Affari di cuore e affari di Stato

Anche i suoi più accaniti detrattori riconoscono a Berlusconi di avere cambiato in modo geniale la società della comunicazione nel nostro Paese: nuove modalità espressive con la gente, nuove relazioni tra il politico e l’elettore, tra il partito e i suoi militanti. Quel che è accaduto ieri è dunque una sorta di paradosso: l’uomo che ha reinventato la comunicazione è diventato vittima della sua stessa creatura.

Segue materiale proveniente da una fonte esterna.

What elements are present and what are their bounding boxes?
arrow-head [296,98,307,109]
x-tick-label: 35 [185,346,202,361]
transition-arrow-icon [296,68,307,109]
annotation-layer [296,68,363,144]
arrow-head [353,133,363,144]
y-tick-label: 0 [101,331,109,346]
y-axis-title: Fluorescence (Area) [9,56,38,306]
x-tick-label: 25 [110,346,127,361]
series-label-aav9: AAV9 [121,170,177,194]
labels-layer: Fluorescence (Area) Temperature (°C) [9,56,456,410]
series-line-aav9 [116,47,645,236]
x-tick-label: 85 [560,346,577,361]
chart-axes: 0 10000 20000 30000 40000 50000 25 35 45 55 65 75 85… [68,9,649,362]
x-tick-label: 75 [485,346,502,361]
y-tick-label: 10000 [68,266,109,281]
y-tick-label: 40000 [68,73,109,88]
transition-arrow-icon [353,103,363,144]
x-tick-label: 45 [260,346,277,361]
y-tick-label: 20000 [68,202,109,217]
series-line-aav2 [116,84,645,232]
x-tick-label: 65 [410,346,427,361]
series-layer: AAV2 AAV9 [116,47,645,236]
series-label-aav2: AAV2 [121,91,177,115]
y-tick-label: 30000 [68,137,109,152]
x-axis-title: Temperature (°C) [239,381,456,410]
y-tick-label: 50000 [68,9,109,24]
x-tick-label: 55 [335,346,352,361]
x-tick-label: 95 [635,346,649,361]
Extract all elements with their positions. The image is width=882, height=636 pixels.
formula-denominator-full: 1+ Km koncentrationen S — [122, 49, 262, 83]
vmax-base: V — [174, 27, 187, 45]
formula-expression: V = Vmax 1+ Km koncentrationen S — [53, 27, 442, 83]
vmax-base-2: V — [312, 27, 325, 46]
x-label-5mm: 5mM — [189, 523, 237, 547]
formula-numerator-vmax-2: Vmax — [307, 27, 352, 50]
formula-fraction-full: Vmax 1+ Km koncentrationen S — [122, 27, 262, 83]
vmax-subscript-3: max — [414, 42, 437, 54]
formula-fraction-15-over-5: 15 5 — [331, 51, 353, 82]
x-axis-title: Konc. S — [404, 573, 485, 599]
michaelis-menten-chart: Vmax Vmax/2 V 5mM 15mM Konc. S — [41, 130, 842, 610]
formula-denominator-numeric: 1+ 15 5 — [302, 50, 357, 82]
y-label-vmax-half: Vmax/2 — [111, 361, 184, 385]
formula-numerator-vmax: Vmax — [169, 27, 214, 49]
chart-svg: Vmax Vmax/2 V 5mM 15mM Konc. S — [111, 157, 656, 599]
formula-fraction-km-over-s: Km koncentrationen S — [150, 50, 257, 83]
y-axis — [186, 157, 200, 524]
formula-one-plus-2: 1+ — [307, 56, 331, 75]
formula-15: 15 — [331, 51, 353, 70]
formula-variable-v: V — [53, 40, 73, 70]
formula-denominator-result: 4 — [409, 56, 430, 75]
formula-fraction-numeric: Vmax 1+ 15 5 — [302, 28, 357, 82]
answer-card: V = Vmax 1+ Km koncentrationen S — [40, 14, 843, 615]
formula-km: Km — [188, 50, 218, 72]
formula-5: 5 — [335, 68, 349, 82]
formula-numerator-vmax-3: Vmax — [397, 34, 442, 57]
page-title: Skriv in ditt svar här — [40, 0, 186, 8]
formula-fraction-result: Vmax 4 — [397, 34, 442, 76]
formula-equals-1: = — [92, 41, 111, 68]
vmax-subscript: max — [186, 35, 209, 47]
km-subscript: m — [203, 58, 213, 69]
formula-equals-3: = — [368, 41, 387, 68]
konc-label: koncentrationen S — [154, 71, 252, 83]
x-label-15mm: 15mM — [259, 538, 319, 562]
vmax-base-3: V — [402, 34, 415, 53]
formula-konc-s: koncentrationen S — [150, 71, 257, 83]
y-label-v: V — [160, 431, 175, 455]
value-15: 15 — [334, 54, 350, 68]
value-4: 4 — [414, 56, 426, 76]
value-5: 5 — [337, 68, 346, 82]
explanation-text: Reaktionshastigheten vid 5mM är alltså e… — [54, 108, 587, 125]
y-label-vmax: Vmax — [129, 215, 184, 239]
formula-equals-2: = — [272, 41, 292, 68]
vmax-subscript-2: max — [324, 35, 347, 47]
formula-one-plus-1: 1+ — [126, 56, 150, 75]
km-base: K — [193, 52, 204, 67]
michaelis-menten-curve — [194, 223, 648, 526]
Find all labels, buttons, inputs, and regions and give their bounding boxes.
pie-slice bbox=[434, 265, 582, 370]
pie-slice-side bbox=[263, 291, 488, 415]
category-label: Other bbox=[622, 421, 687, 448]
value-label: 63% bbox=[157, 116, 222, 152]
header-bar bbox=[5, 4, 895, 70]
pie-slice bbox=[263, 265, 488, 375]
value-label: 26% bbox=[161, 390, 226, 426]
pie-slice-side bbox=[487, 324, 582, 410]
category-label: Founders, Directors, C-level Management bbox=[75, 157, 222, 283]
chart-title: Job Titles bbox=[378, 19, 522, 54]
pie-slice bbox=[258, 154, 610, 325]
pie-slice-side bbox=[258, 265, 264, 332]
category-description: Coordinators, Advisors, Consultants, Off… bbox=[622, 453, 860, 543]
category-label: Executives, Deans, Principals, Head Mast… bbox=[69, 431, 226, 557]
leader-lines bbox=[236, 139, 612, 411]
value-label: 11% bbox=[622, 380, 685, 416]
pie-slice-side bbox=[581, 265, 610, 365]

Qualcuno obietta che non è giusto portare in pubblico i problemi privati di una coppia. Molti replicano che, invece, i problemi privati di un uomo pubblico sono inevitabilmente destinati a fare notizia. Ma se questa è la regola per ogni uomo pubblico, vale ancora di più per Berlusconi, che ha fatto della comunicazione il significato stesso della sua azione politica. Berlusconi viene ingabbiato dalla sua caratteristica umana, e nello stesso tempo è coerente con il suo modo di essere pubblico così come noi lo conosciamo. Quasi una figura pirandelliana, in cui attore e personaggio coincidono.
Anche le vicende di ieri confermano questo doppio ruolo. Prima il Cavaliere è la vittima di una lettera di denuncia, poi diventa protagonista con la sua risposta, al punto da meritarsi gli elogi dell’uomo che cura la comunicazione del suo avversario Romano Prodi.
Ma proviamo a esaminare il contesto in cui è nato il tutto.
Le frasi di Berlusconi che la signora Veronica stigmatizza sono state pronunciate dal marito in un contesto festoso, semplice, quello teatrale in cui venivano assegnati i Telegatti, premi importanti ma che non hanno niente a che vedere con i Nobel. L’occasione è propizia per fare battute, anche perché i premiati non sono propriamente scienziati illustri e parrucconi. Berlusconi fa qualche complimento davvero banalotto alle signore presenti: non era il caso di sforzarsi per immaginare chissà quale frase tratta dall’alta letteratura romantica.
Ma è proprio questa banalità che la signora Veronica rimprovera al marito. Avrebbe preferito che Berlusconi avesse fatto dichiarazioni più altisonanti e serie, magari con citazioni dalle Affinità elettive di Goethe? Credo proprio di no. Allora scrive al giornale per criticare la superficialità dell’uomo pubblico, espressa con quelle frasi teatrali e banali, sostenendo implicitamente che l’uomo privato, il marito, è altra cosa: prende le distanze dall’uomo pubblico per difendere le qualità dell’uomo privato. In questo senso si può comprendere il richiamo alla famiglia e all’educazione dei figli fatto dalla signora Veronica.
Ultima analisi del contesto. Perché la signora Veronica scrive a un giornale «nemico» come La Repubblica e non a uno «amico»? Si tratta di un’abile anticipazione delle possibili critiche di un quotidiano mai tenero con Berlusconi, per difendere il lavoro dell’uomo politico Berlusconi da quello futile apparso durante la serata dei Telegatti.
E infine: perché Berlusconi ha risposto pubblicamente? La risposta è semplice: nella democrazia del mondo globalizzato non è ammesso il silenzio della comunicazione. Ma quale Berlusconi ha risposto alla moglie? Quello ilare e semplice della serata dei Telegatti, il marito, l’uomo pubblico? Berlusconi ha scelto la strada più semplice, ha scritto da marito. Simplex sigillum veri.